In a recent post, I made the case that Romney’s choice of Robert Bork as his legal/courts advisor should disqualify him from the Presidency.

I subsequently ran across a more in-depth discussion of Bork, borrowing liberally from his own writings.

This extended essay is well worth reading in its entirety, but let me whet your appetite with my “favorite” Bork quote: “No activity that society thinks immoral is victimless. Knowledge that an activity is taking place is a harm to those who find it profoundly immoral.”

The U.S. Constitution was based upon the Enlightenment belief in personal autonomy; the libertarian principle that humans have the right to pursue their own ends–the right to “do their own thing”–so long as they respect the equal right of others and do not cause harm to the person or property of a non-consenting other.

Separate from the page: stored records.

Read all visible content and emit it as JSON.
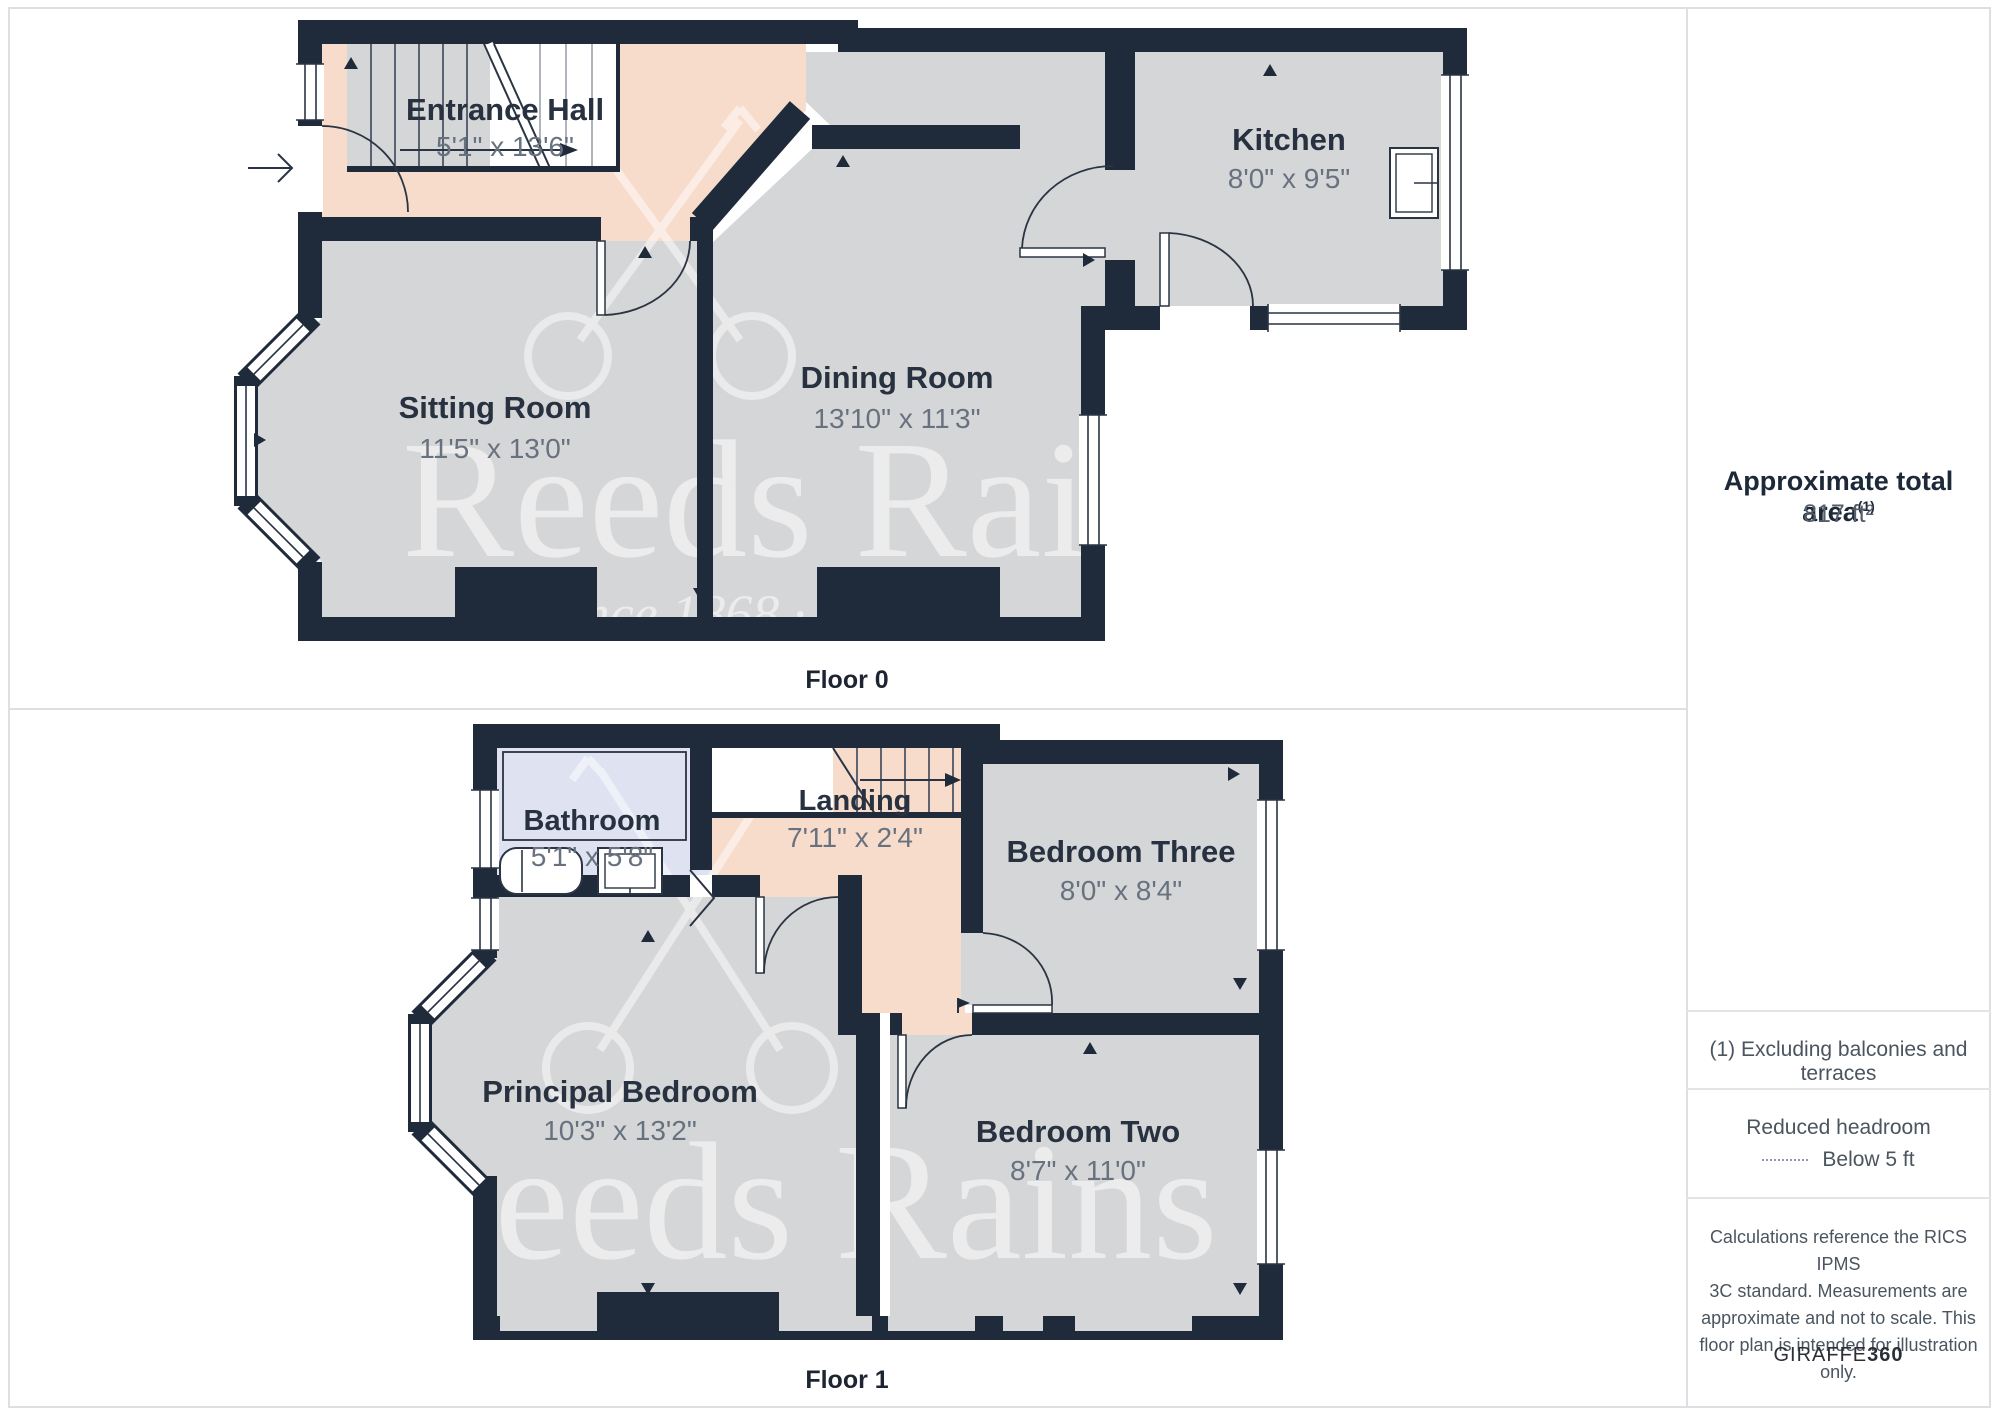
{
  "floors": [
    {
      "caption": "Floor 0",
      "rooms": [
        {
          "name": "Entrance Hall",
          "dims": "5'1\" x 13'6\""
        },
        {
          "name": "Sitting Room",
          "dims": "11'5\" x 13'0\""
        },
        {
          "name": "Dining Room",
          "dims": "13'10\" x 11'3\""
        },
        {
          "name": "Kitchen",
          "dims": "8'0\" x 9'5\""
        }
      ]
    },
    {
      "caption": "Floor 1",
      "rooms": [
        {
          "name": "Bathroom",
          "dims": "5'1\" x 5'8\""
        },
        {
          "name": "Landing",
          "dims": "7'11\" x 2'4\""
        },
        {
          "name": "Bedroom Three",
          "dims": "8'0\" x 8'4\""
        },
        {
          "name": "Principal Bedroom",
          "dims": "10'3\" x 13'2\""
        },
        {
          "name": "Bedroom Two",
          "dims": "8'7\" x 11'0\""
        }
      ]
    }
  ],
  "watermark": {
    "name_full": "Reeds Rains",
    "name_partial": "Reeds Rai",
    "tagline": "· Since 1868 ·"
  },
  "sidebar": {
    "area_title": "Approximate total area",
    "area_note_ref": "(1)",
    "area_value": "817 ft²",
    "note": "(1) Excluding balconies and terraces",
    "legend_title": "Reduced headroom",
    "legend_item": "Below 5 ft",
    "disclaimer_lines": [
      "Calculations reference the RICS IPMS",
      "3C standard. Measurements are",
      "approximate and not to scale. This",
      "floor plan is intended for illustration",
      "only."
    ],
    "brand": "GIRAFFE",
    "brand_suffix": "360"
  },
  "colors": {
    "wall": "#1f2b3a",
    "floor": "#d5d6d8",
    "hall": "#f7dccb",
    "bathroom": "#dfe3f1",
    "border": "#dddfe2"
  }
}
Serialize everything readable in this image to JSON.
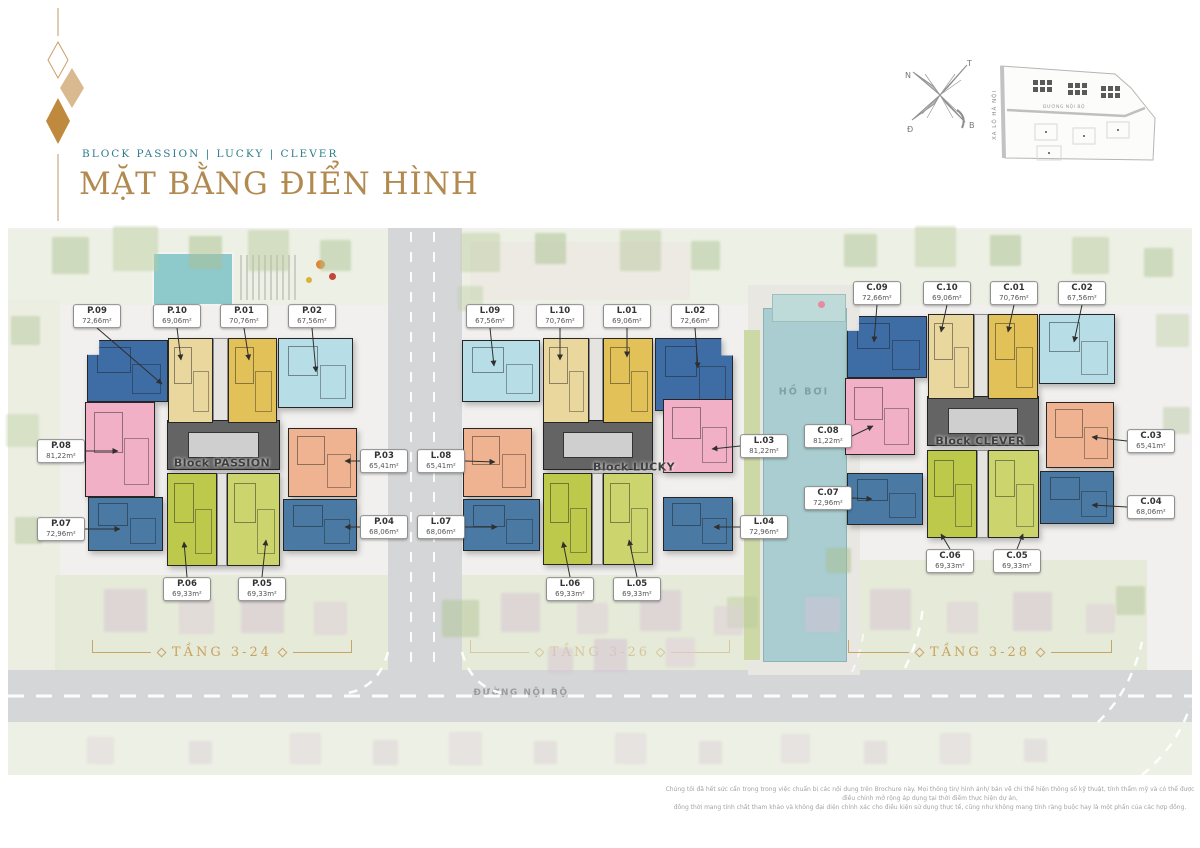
{
  "header": {
    "tagline": "BLOCK PASSION | LUCKY | CLEVER",
    "title": "MẶT BẰNG ĐIỂN HÌNH"
  },
  "compass": {
    "top_left": "N",
    "top_right": "T",
    "bottom_left": "Đ",
    "bottom_right": "B"
  },
  "site_map": {
    "highway_label": "XA LỘ HÀ NỘI",
    "road_label": "ĐƯỜNG NỘI BỘ"
  },
  "plan": {
    "pool_label": "HỒ BƠI",
    "road_label": "ĐƯỜNG NỘI BỘ",
    "blocks": [
      {
        "name": "Block PASSION",
        "floors_label": "TẦNG 3-24",
        "units": [
          {
            "code": "P.01",
            "area": "70,76m²"
          },
          {
            "code": "P.02",
            "area": "67,56m²"
          },
          {
            "code": "P.03",
            "area": "65,41m²"
          },
          {
            "code": "P.04",
            "area": "68,06m²"
          },
          {
            "code": "P.05",
            "area": "69,33m²"
          },
          {
            "code": "P.06",
            "area": "69,33m²"
          },
          {
            "code": "P.07",
            "area": "72,96m²"
          },
          {
            "code": "P.08",
            "area": "81,22m²"
          },
          {
            "code": "P.09",
            "area": "72,66m²"
          },
          {
            "code": "P.10",
            "area": "69,06m²"
          }
        ]
      },
      {
        "name": "Block LUCKY",
        "floors_label": "TẦNG 3-26",
        "units": [
          {
            "code": "L.01",
            "area": "69,06m²"
          },
          {
            "code": "L.02",
            "area": "72,66m²"
          },
          {
            "code": "L.03",
            "area": "81,22m²"
          },
          {
            "code": "L.04",
            "area": "72,96m²"
          },
          {
            "code": "L.05",
            "area": "69,33m²"
          },
          {
            "code": "L.06",
            "area": "69,33m²"
          },
          {
            "code": "L.07",
            "area": "68,06m²"
          },
          {
            "code": "L.08",
            "area": "65,41m²"
          },
          {
            "code": "L.09",
            "area": "67,56m²"
          },
          {
            "code": "L.10",
            "area": "70,76m²"
          }
        ]
      },
      {
        "name": "Block CLEVER",
        "floors_label": "TẦNG 3-28",
        "units": [
          {
            "code": "C.01",
            "area": "70,76m²"
          },
          {
            "code": "C.02",
            "area": "67,56m²"
          },
          {
            "code": "C.03",
            "area": "65,41m²"
          },
          {
            "code": "C.04",
            "area": "68,06m²"
          },
          {
            "code": "C.05",
            "area": "69,33m²"
          },
          {
            "code": "C.06",
            "area": "69,33m²"
          },
          {
            "code": "C.07",
            "area": "72,96m²"
          },
          {
            "code": "C.08",
            "area": "81,22m²"
          },
          {
            "code": "C.09",
            "area": "72,66m²"
          },
          {
            "code": "C.10",
            "area": "69,06m²"
          }
        ]
      }
    ]
  },
  "footer": {
    "line1": "Chúng tôi đã hết sức cẩn trọng trong việc chuẩn bị các nội dung trên Brochure này. Mọi thông tin/ hình ảnh/ bản vẽ chỉ thể hiện thông số kỹ thuật, tính thẩm mỹ và có thể được điều chỉnh mở rộng áp dụng tại thời điểm thực hiện dự án,",
    "line2": "đồng thời mang tính chất tham khảo và không đại diện chính xác cho điều kiện sử dụng thực tế, cũng như không mang tính ràng buộc hay là một phần của các hợp đồng."
  },
  "palette": {
    "title_gold": "#b28a50",
    "tagline_teal": "#2b7d8c",
    "floors_gold": "#c8a25e",
    "unit_navy": "#3e6da6",
    "unit_cream": "#e9d79e",
    "unit_gold": "#e3c159",
    "unit_sky": "#b7dde7",
    "unit_pink": "#f2b0c7",
    "unit_steel": "#4a79a4",
    "unit_salmon": "#f0b392",
    "unit_lime": "#bcc94b",
    "pool_teal": "#a9cdd0"
  }
}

This is sometimes called “the harm principle,” and it limits the zone of freedom individuals enjoy. If something I am doing harms you, the government is justified in intervening. So, for example, free people can choose to smoke, even though it may be bad for them, but when substantial scientific evidence confirms the harm done to others by passive smoke, government can constitutionally prohibit smoking in public places. People of good will can and do debate whether a particular activity is harmful, of course, but in our system, if your personal behaviors don’t affect anyone else, the government is supposed to butt out.

In Bork’s world, however, simple awareness that someone is doing something of which you disapprove constitutes a harm.

In Bork’s world, if “society” believes that a behavior–contraceptive use, sex between unmarried adults,  homosexual sex, masturbation, smoking, whatever–is immoral, that disapproval constitutes a harm sufficient to justify outlawing that activity.

Freedom, in Bork’s cramped vision of that word, is freedom to do the “right” thing–as defined by Robert Bork and his ilk. It is hard to imagine a more unAmerican understanding of our legal system.

Bork actually makes Jay Sekelow–Pat Robertson’s lawyer, and the other Romney legal advisor–look moderate.